03/07/2015 - 20:00
Em suas concorridas palestras, o ex-ministro da Fazenda Delfim Netto costuma usar uma figura de linguagem para enfatizar o risco que governo corre quando faz escolhas equivocadas na economia. “Estamos tentando ver se há gasolina no tanque iluminando-o com um fósforo aceso.” A frase resume bem a gravidade do atual quadro inflacionário no Brasil e a falta de compromisso da equipe econômica anterior com a resolução do problema. Desde o início do governo Dilma Rousseff, a meta de inflação (4,5%) nunca foi alcançada.
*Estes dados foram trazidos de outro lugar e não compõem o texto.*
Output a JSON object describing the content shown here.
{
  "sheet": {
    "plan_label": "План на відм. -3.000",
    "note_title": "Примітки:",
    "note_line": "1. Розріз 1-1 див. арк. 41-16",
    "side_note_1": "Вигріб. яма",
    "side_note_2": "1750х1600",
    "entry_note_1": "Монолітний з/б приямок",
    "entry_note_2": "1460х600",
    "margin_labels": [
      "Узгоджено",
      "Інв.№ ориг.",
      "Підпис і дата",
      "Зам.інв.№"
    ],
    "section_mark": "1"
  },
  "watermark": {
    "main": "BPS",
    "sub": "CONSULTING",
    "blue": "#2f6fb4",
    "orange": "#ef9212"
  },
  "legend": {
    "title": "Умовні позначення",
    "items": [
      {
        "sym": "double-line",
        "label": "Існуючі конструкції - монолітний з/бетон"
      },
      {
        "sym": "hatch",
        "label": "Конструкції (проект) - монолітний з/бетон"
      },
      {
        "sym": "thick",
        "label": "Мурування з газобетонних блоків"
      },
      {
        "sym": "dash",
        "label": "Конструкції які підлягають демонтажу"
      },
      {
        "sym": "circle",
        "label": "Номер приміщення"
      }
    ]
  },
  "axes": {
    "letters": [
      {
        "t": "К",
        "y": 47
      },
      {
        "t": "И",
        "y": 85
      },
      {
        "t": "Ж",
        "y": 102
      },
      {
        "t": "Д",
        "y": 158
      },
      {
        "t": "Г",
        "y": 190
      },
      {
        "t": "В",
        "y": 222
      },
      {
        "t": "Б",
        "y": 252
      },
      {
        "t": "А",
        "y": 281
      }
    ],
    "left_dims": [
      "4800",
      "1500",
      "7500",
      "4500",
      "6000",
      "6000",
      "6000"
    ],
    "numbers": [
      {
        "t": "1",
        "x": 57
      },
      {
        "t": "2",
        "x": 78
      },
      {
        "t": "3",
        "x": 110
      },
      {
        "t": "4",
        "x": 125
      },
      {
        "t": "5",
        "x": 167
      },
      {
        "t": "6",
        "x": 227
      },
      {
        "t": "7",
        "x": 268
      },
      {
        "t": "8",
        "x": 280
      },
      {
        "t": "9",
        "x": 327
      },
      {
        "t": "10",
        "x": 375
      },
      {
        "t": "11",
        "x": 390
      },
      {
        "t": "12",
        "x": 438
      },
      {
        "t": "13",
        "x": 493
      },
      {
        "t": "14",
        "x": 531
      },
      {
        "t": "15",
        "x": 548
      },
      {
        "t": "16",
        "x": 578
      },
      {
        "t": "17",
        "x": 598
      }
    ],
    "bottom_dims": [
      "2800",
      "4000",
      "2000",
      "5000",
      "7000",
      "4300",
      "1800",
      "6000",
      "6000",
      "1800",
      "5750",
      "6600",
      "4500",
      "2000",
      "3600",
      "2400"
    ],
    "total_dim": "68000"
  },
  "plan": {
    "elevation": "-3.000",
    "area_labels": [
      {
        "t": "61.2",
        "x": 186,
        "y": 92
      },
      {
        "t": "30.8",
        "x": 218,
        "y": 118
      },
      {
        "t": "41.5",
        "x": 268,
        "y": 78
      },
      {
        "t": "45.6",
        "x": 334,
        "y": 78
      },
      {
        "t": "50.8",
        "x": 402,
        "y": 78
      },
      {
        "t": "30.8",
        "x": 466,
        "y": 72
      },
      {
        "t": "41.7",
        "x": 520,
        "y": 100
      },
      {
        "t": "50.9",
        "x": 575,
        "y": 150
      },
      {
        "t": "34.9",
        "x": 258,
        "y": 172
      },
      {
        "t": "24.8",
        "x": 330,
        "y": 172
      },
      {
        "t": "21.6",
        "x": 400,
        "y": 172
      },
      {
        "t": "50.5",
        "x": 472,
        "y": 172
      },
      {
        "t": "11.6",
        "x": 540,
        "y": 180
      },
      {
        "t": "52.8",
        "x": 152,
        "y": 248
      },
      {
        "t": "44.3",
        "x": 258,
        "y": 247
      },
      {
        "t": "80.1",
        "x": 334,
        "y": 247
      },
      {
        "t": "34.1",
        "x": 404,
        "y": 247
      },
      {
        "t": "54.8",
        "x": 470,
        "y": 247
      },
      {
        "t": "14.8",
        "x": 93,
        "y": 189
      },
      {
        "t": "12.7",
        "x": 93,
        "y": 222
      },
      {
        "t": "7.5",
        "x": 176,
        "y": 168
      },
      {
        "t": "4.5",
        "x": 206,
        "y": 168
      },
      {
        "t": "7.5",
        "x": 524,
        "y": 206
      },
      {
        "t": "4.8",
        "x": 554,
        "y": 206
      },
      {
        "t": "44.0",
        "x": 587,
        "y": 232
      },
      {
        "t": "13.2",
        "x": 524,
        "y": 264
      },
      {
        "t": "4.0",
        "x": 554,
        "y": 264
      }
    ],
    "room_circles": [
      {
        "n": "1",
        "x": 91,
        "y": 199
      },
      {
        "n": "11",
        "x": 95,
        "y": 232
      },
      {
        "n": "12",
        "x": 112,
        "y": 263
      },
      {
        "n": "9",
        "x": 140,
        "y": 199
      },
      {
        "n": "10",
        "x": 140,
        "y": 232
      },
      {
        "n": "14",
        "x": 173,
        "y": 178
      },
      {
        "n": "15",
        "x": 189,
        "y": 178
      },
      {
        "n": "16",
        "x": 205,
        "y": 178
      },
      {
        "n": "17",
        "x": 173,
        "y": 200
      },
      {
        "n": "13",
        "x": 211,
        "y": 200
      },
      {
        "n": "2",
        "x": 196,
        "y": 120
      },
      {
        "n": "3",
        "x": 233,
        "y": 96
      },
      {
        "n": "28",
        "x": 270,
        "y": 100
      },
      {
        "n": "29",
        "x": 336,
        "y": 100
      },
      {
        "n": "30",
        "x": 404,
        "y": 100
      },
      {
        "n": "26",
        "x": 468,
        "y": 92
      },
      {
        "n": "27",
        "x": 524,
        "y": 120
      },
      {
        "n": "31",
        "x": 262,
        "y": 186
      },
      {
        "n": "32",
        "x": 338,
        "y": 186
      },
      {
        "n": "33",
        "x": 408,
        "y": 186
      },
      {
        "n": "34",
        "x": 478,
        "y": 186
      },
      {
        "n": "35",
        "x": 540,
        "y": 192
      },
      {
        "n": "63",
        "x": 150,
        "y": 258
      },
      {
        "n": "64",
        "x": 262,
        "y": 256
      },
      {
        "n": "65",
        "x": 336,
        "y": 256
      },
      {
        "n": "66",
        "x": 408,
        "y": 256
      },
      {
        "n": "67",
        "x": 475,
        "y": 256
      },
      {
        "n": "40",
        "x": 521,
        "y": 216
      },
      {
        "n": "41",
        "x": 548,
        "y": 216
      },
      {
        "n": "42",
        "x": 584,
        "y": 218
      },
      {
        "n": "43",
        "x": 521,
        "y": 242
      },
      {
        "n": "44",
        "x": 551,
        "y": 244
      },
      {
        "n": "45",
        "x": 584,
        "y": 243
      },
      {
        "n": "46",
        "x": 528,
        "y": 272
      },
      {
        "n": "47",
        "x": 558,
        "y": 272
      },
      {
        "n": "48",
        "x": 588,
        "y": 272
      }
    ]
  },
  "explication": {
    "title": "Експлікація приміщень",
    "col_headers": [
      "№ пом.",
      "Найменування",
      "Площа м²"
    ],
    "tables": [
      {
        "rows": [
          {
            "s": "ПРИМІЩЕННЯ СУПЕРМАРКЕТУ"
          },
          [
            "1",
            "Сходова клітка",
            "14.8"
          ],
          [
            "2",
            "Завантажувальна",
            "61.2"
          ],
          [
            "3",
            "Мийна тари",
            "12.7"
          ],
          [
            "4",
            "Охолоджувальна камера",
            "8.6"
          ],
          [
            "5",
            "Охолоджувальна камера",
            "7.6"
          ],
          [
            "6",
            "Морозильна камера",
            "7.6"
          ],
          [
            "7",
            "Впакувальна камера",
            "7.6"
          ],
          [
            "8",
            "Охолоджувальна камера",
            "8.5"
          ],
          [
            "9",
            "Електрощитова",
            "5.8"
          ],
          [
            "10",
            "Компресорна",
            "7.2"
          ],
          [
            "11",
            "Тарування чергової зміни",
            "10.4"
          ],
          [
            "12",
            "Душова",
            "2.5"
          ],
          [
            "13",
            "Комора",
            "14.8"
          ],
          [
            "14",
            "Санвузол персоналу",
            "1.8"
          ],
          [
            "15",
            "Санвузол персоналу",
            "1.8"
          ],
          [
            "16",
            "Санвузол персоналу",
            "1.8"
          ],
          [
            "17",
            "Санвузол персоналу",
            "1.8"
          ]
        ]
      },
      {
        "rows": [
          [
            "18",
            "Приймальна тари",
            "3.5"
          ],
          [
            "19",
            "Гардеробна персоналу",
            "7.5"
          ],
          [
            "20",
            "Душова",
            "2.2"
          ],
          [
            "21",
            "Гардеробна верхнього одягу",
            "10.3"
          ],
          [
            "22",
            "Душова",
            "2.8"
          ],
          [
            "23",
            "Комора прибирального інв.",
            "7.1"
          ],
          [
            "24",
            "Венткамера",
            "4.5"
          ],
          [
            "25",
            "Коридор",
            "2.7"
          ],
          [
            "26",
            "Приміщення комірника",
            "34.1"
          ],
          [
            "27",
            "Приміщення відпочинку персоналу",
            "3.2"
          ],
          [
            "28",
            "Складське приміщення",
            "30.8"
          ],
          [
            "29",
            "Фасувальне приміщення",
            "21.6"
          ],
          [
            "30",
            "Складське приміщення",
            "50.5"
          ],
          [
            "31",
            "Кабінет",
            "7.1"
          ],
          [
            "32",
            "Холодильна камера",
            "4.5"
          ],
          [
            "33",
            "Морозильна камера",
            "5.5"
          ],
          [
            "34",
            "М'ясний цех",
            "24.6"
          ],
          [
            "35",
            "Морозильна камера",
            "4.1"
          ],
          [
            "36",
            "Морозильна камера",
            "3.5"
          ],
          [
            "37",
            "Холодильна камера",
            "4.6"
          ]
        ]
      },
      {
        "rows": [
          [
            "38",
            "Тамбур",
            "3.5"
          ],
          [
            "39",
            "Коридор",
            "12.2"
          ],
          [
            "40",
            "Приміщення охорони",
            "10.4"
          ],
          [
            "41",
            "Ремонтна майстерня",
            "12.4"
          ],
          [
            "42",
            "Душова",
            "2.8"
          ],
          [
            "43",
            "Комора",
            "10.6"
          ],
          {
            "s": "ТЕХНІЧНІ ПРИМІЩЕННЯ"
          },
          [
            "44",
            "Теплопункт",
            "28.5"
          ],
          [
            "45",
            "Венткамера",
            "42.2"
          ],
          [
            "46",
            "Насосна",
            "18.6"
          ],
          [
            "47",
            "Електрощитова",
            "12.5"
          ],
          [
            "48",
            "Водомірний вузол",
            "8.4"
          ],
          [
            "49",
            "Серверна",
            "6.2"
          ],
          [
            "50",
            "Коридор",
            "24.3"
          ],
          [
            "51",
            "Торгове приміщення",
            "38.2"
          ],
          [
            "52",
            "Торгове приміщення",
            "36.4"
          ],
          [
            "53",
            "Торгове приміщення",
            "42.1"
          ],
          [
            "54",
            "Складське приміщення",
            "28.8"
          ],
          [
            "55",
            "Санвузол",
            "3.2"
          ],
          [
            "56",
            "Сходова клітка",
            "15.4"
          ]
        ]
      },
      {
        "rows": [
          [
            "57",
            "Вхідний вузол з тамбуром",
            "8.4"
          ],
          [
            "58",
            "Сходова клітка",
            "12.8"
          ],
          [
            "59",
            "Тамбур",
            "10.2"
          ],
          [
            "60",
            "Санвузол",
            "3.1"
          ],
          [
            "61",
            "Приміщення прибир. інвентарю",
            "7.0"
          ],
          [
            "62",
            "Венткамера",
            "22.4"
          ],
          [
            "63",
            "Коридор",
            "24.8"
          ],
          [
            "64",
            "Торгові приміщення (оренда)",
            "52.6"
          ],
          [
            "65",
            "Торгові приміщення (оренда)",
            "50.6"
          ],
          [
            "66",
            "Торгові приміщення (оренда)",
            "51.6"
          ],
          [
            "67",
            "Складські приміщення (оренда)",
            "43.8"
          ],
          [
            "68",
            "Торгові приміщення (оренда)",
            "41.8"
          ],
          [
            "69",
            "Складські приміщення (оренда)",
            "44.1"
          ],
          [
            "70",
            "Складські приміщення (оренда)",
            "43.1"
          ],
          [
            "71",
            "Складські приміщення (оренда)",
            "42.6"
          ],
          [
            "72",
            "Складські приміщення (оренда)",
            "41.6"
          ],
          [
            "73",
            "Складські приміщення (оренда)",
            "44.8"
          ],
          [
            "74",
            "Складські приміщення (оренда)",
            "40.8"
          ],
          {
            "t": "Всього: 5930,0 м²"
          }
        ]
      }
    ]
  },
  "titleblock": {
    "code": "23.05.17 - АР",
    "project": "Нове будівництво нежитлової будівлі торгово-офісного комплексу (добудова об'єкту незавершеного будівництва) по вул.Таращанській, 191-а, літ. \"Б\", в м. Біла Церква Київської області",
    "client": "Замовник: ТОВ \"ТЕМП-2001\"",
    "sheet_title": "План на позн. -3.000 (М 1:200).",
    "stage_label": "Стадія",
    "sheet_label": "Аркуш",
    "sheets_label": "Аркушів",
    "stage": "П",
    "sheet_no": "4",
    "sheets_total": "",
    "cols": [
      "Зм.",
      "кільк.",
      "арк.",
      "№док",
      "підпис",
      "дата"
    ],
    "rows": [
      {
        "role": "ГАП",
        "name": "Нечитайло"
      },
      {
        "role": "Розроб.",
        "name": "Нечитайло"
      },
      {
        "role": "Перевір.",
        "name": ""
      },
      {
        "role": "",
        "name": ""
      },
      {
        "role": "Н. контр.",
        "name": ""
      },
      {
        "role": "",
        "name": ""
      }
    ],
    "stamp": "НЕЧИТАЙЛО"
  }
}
A despeito da alta dos preços, o Banco Central (BC) reduziu os juros básicos na marra, em 2012, e ignorou os sinais de perigo no ano passado, elevando a Selic somente após as eleições, no fim de outubro. Na função de guardião da moeda, o presidente do BC, Alexandre Tombini, falhou e, neste ano, passará pelo constrangimento de escrever uma carta aberta ao Ministério da Fazenda explicando os motivos que levaram a inflação a estourar, de longe, o teto da meta (6,5%). A inflação atual, que caminha perigosamente para a casa dos dois dígitos ao ano, corrói a renda das famílias, prejudica especialmente a população mais carente e coloca em risco as conquistas do Plano Real, que completou 21 anos na quarta-feira 1º.
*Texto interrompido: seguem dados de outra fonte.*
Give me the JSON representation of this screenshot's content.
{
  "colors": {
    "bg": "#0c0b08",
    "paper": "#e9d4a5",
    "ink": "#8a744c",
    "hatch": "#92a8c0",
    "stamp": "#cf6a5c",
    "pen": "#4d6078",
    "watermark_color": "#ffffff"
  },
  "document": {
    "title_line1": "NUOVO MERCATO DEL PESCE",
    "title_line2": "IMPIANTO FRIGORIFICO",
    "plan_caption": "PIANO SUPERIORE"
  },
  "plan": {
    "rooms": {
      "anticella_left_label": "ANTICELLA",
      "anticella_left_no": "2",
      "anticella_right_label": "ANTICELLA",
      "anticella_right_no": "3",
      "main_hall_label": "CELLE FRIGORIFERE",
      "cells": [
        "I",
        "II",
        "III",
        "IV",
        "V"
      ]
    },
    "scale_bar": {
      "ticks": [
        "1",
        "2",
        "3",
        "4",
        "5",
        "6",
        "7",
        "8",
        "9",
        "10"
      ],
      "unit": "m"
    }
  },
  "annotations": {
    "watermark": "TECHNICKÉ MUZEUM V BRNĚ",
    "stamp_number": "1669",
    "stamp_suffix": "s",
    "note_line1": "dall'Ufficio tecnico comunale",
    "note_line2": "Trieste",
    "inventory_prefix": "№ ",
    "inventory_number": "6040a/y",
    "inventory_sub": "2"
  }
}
“Não imaginava que, duas décadas depois, a inflação ainda seria notícia no País”, diz Cristóvão Pereira, professor de Finanças da FGV Management. “O Brasil andou para trás.” A preocupação com o despertar do dragão inflacionário não está restrita ao universo acadêmico. Na semana passada, a DINHEIRO conversou com um executivo de uma grande empresa do setor industrial que teme, conforme suas palavras, “um cenário de reindexação galopante na economia, caso a inflação atinja o patamar psicológico dos 10%”. O executivo tem razão. Somos viciados em inflação.
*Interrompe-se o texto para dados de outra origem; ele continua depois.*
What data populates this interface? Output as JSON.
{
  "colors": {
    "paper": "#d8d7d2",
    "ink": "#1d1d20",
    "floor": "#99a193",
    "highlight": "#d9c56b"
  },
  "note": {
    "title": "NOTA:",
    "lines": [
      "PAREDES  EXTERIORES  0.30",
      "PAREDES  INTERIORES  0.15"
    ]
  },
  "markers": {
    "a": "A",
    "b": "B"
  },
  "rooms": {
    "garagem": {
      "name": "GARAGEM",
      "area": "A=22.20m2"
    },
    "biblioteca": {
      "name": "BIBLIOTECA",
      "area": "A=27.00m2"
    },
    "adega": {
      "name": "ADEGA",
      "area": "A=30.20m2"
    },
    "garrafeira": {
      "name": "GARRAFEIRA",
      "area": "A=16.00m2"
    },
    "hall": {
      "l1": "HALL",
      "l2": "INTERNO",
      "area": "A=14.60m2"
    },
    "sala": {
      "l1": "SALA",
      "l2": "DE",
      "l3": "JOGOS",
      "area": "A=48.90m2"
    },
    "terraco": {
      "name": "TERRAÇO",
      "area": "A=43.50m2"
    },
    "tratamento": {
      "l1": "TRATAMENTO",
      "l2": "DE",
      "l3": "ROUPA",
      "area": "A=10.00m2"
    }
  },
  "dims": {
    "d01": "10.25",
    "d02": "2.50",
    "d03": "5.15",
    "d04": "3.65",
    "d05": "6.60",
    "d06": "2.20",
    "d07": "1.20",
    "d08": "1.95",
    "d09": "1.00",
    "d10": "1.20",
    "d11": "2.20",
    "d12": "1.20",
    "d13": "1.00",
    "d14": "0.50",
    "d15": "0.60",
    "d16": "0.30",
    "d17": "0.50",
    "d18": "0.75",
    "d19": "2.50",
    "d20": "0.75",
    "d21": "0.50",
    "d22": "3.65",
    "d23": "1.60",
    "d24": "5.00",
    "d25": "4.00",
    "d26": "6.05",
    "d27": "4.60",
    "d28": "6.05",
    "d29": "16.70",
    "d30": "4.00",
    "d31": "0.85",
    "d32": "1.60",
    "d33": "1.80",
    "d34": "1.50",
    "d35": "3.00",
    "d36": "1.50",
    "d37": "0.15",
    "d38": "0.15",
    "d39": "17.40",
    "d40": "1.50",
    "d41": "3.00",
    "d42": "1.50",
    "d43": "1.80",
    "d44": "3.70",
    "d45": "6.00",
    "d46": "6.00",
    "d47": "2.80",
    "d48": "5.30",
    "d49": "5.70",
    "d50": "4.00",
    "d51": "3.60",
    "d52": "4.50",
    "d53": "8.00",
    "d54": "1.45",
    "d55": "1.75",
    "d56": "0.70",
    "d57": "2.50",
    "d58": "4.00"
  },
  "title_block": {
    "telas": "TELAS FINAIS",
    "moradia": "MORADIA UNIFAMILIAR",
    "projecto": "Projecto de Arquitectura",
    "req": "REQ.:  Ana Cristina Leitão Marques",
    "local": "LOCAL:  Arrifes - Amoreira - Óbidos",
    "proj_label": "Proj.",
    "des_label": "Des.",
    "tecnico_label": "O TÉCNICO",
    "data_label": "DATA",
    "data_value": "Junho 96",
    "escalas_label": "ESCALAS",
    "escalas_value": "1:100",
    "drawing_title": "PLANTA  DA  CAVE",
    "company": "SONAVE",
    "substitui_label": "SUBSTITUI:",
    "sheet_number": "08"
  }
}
Basta verificar quantos índices de preços são divulgados todos os meses. Se Tombini conseguir cumprir a sua promessa de cravar o centro da meta, em 2016, o País ao menos estará pronto para perseguir uma inflação menor. O primeiro passo, na verdade, já foi dado pelo Conselho Monetário Nacional (CMN), composto pelo presidente do Banco Central e pelos ministros da Fazenda e do Planejamento. O CMN reduziu a margem de tolerância de dois pontos percentuais para 1,5 ponto, a partir de 2017, o que limita o teto da meta para 6% ao ano. Nessa toada, os economistas acreditam que a equipe econômica possa reduzir para 4% a meta em 2018, ainda que seja um ano eleitoral.
Ao longo dos 21 anos do Plano Real, a inflação oficial (IPCA) acumulada totaliza 402,4%. É pouco diante da hiperinflação que antecedeu o anúncio da nova moeda, com incríveis 4.922,60% acumulados em 12 meses. No entanto, de acordo com o professor de matemática financeira José Dutra Vieira Sobrinho, a inflação do real já reduziu o poder de compra de uma nota de R$ 100,00 para apenas R$ 19,90. A dimensão exata pode ser obtida com a comparação de preços de alguns produtos daquela época com os valores atuais.
Quem se lembra que a garrafa de leite, a tarifa de ônibus e o litro da gasolina custavam cerca de 50 centavos? “O Brasil não deveria brincar com a inflação”, diz Vieira Sobrinho. “O atual patamar é reflexo de um monte de burradas do atual governo.” Desindexar a economia e buscar uma inflação nos padrões de países desenvolvidos são medidas que protegeriam o poder de compra dos brasileiros e, obviamente, o próprio valor do real. Caso contrário, em breve, as moedinhas não servirão nem para comprar chiclete.